Objectives: Produce a geospatial estimate of global wetland cover
- Estimate natural wetland extent converted to cropland and rice culture.
- Analyze changes in wetland area, rates of change across geographic regions and over time.
Input data
National and subnational statistics of drained area
Regional
121 Independent estimates of wetland loss over specified areas and time periods. Databases of historical records of wetland conversion have been compiled for meta-analyses of wetland conversion rates (Asselen et al. 2013; Davidson 2014; Dixon et al. 2016; Paudel et al. 2012).
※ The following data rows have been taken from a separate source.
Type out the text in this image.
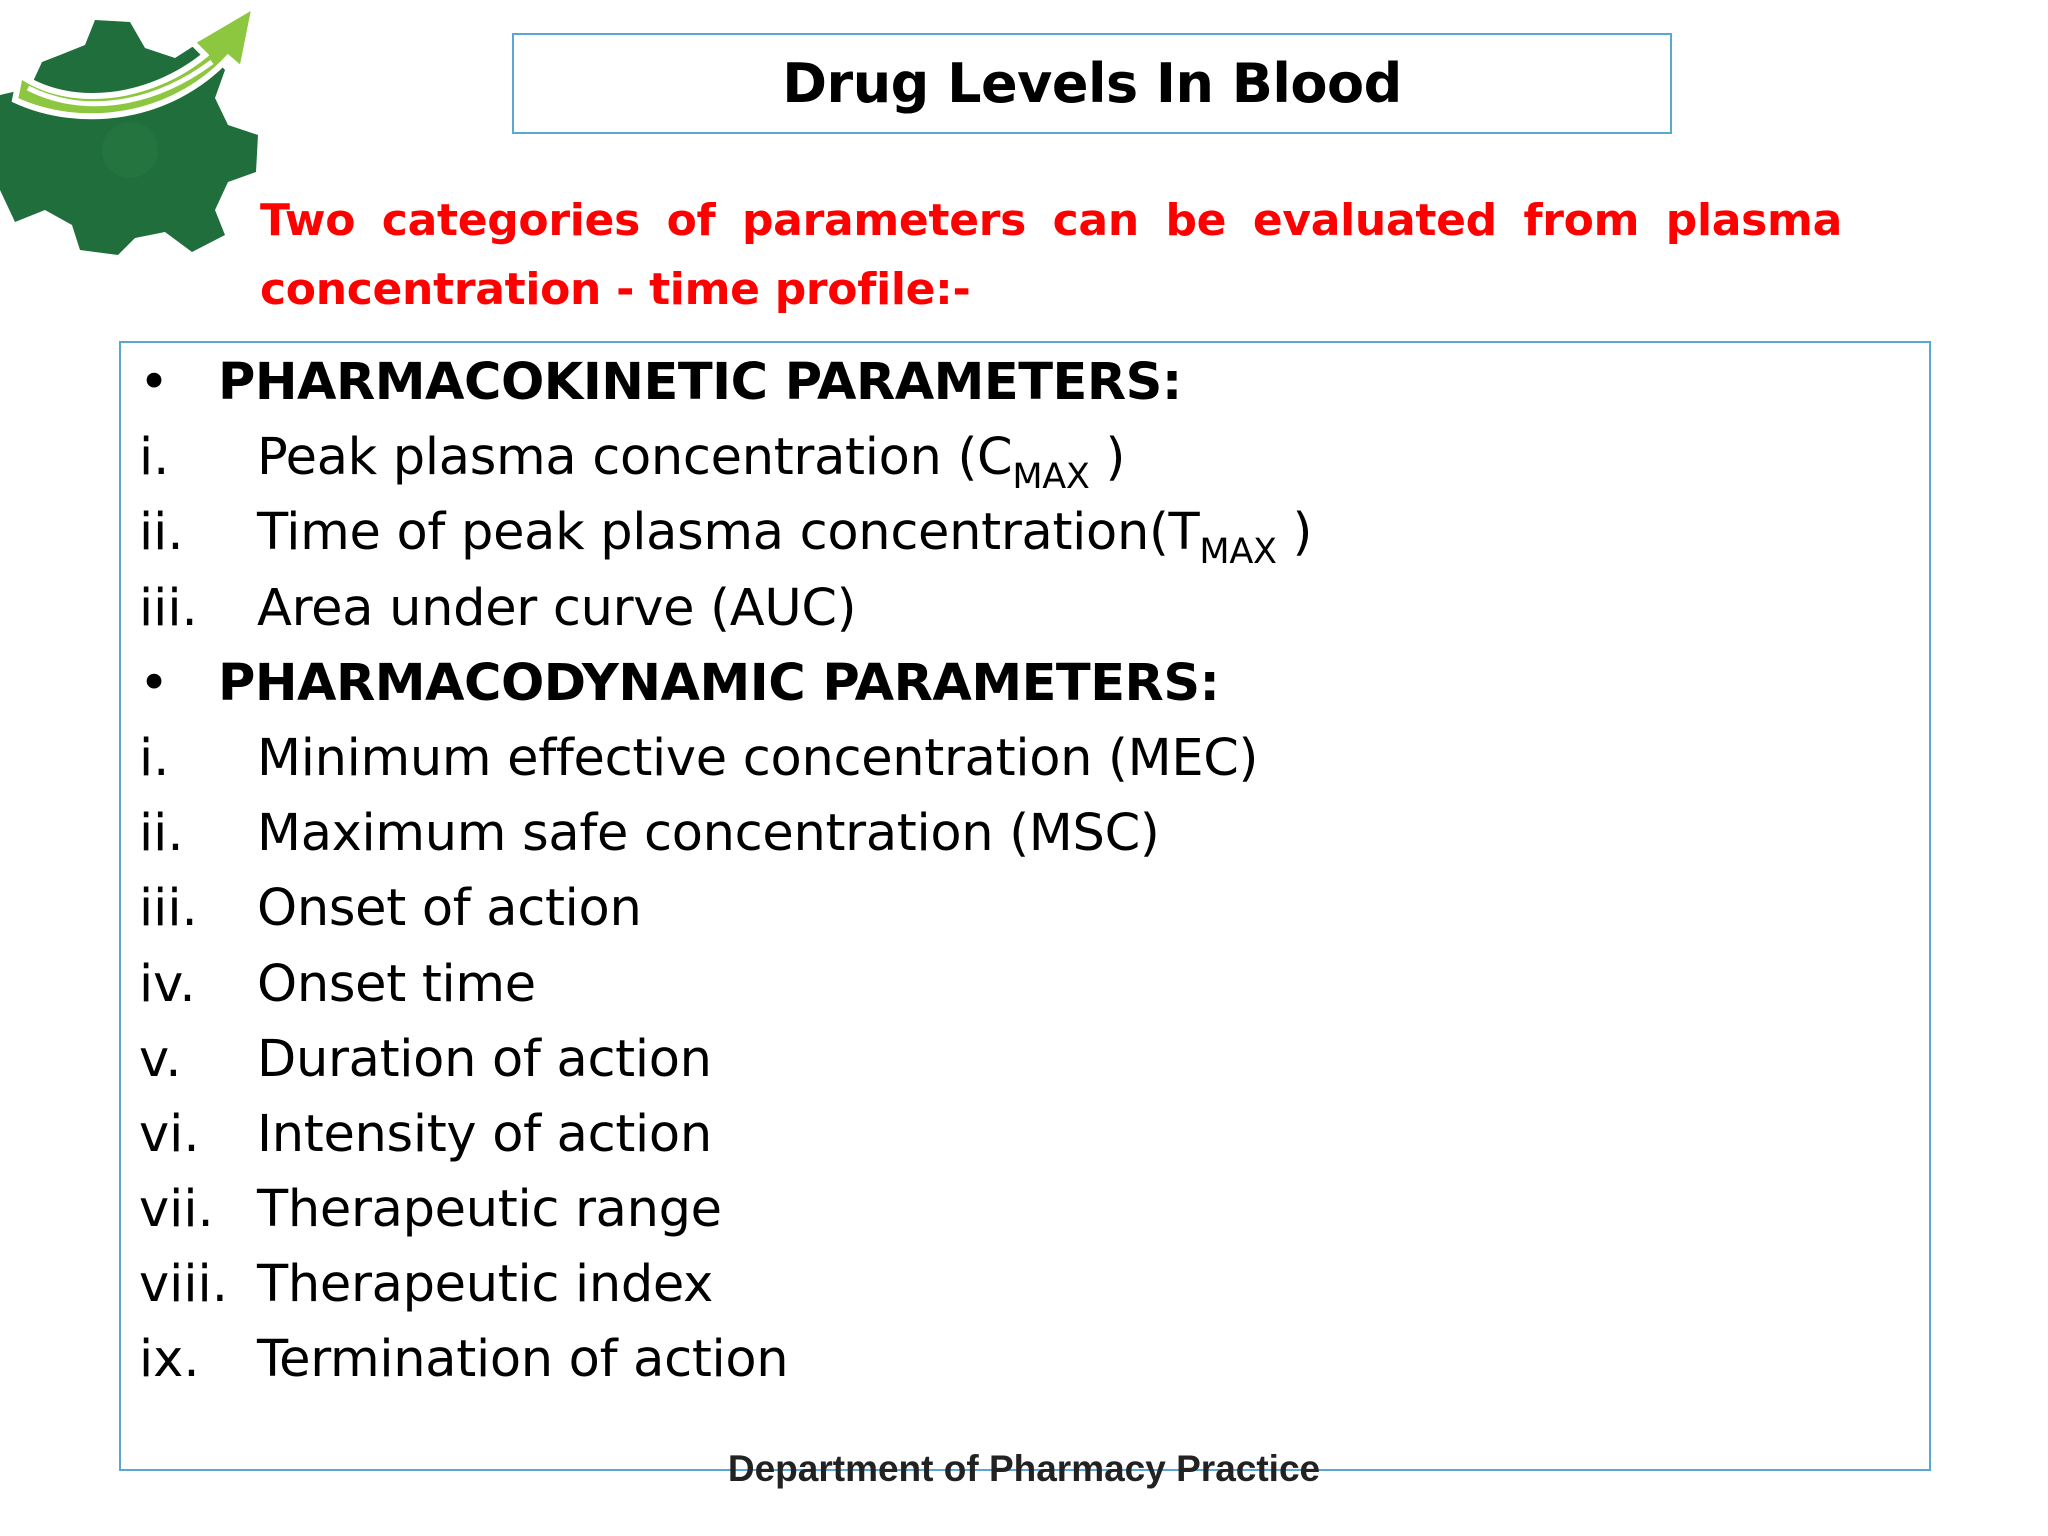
Drug Levels In Blood
Two categories of parameters can be evaluated from plasma concentration - time profile:-
• PHARMACOKINETIC PARAMETERS:
i.	Peak plasma concentration ($C_{MAX}$ )
ii.	Time of peak plasma $concentration(T_{MAX}$ )
iii.	Area under curve (AUC)
• PHARMACODYNAMIC PARAMETERS:
i.	Minimum effective concentration (MEC)
ii.	Maximum safe concentration (MSC)
iii.	Onset of action
iv.	Onset time
v.	Duration of action
vi.	Intensity of action
vii. Therapeutic range
viii. Therapeutic index
ix.	Termination of action
Department of Pharmacy Practice
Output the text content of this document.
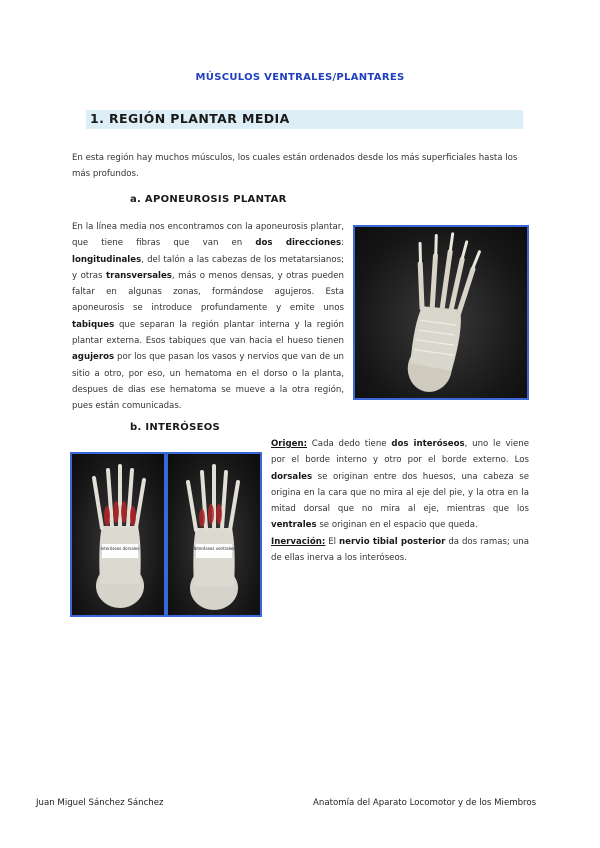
MÚSCULOS VENTRALES/PLANTARES
1. REGIÓN PLANTAR MEDIA
En esta región hay muchos músculos, los cuales están ordenados desde los más superficiales hasta los más profundos.
a. APONEUROSIS PLANTAR
En la línea media nos encontramos con la aponeurosis plantar, que tiene fibras que van en dos direcciones: longitudinales, del talón a las cabezas de los metatarsianos; y otras transversales, más o menos densas, y otras pueden faltar en algunas zonas, formándose agujeros. Esta aponeurosis se introduce profundamente y emite unos tabiques que separan la región plantar interna y la región plantar externa. Esos tabiques que van hacia el hueso tienen agujeros por los que pasan los vasos y nervios que van de un sitio a otro, por eso, un hematoma en el dorso o la planta, despues de dias ese hematoma se mueve a la otra región, pues están comunicadas.
b. INTERÓSEOS
Interóseos dorsales	Interóseos ventrales
Origen: Cada dedo tiene dos interóseos, uno le viene por el borde interno y otro por el borde externo. Los dorsales se originan entre dos huesos, una cabeza se origina en la cara que no mira al eje del pie, y la otra en la mitad dorsal que no mira al eje, mientras que los ventrales se originan en el espacio que queda.
Inervación: El nervio tibial posterior da dos ramas; una de ellas inerva a los interóseos.
Juan Miguel Sánchez Sánchez	Anatomía del Aparato Locomotor y de los Miembros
Older records cover larger ill-defined areas associated with current day borders.
Present-day wetland area
- WAD2M
- GIEMSv2
- GLWD level-3
Simulated wetland cover
- Simulations from WETCHIMP: ORCHIDEE, SDGVM & DLEM (Wania et al. 2013; Melton et al. 2013)
- LPJ-Wsl (Zhang et al. 2016)
Land use reconstruction from HYDE3.2
- Cropland
- Rice cultivation
- Pasture
- Urban area
Land use reconstruction from LUHv2
- Forestry (primary & secondary)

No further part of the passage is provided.